The women's season is still going strong.

Princeton opens the Ivy League tournament against Cornell this afternoon at 4 at Penn's Franklin Field. The host Quakers take on Harvard in the second game.

The championship game is Sunday at 11 a.m.

To the winner goes an automatic bid to the NCAA tournament. To at least one and probably two of the others will go an at-large bid.

It's hard to imagine that Princeton and Penn aren't complete locks for the NCAA tournament. Cornell is probably in as well, though if Harvard should win the tournament, it would change things a bit.

Princeton or Penn, in fact, will be in the conversation to host the first two rounds by winning the tournament. Princeton won the Ivy tournament a year ago and has won three straight Ivy League championships.

Princeton is led by goalie Ellie DeGarmo, who was the unanimous Ivy League Defensive Player of the Year. She's also a Tewaaraton Trophy nominee, of which there are 25. A team that is hoping to make a nice postseason run could do worse than be led by such a goalie.

Olive Hompe, like DeGarmo, was a unanimous first-team All-Ivy selection. Also like DeGarmo, Hompe is one of the 25 nominees for the Tewaaraton Trophy.

Just a junior, Hompe has already vaulted past 100 career goals. She has 41 this year, along with 11 assists.

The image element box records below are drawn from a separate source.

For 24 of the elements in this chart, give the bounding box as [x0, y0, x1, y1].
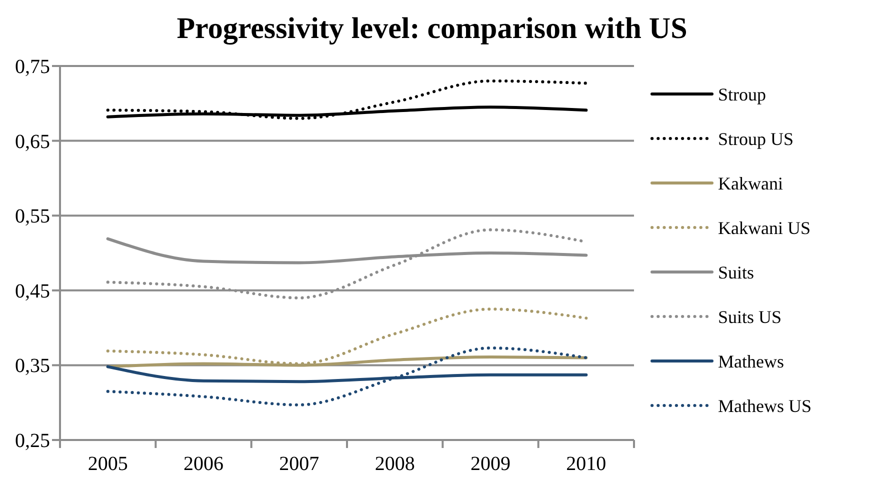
x-tick-label: 2007: [279, 453, 320, 475]
x-tick-label: 2006: [184, 453, 224, 475]
legend-label: Stroup: [718, 84, 766, 104]
x-tick-label: 2009: [470, 453, 510, 475]
x-tick-label: 2008: [374, 453, 415, 475]
y-tick-label: 0,25: [15, 430, 50, 452]
legend-label: Mathews US: [718, 396, 812, 416]
x-tick-label: 2010: [566, 453, 606, 475]
legend-label: Kakwani US: [718, 218, 810, 238]
y-tick-label: 0,65: [15, 130, 50, 153]
legend-label: Suits: [718, 262, 754, 282]
x-tick-label: 2005: [88, 453, 128, 475]
legend-label: Suits US: [718, 306, 782, 327]
y-tick-label: 0,35: [15, 355, 50, 378]
chart-title: Progressivity level: comparison with US: [176, 12, 688, 45]
legend-label: Stroup US: [718, 128, 794, 149]
y-tick-label: 0,45: [15, 280, 50, 302]
legend-label: Kakwani: [718, 173, 783, 194]
legend-label: Mathews: [718, 351, 784, 372]
y-tick-label: 0,75: [15, 56, 50, 78]
line-series: [106, 79, 588, 120]
line-series: [106, 308, 588, 366]
y-tick-label: 0,55: [15, 206, 50, 228]
line-series: [106, 346, 588, 406]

Princeton's other first-team All-Ivy pick was Liz Bannantine, who earned All-Ivy honors for the fourth time, with two second-team and now two first-team selections.

Princeton and Penn are the only two schools ever to host the Ivy League women's tournament, now in its seventh year. Penn defeated Princeton in the regular season this year; Princeton beat Penn in the regular season last year and Harvard and Penn in the Ivy tournament before winning two NCAA tournament games.

The NCAA field will be announced Sunday. This weekend is a good prelude to next.

The Princeton women are still playing, and in many ways, the season is just starting for them.

The Princeton men are not still playing - but they did win their last game. Not too many teams will be able to say that.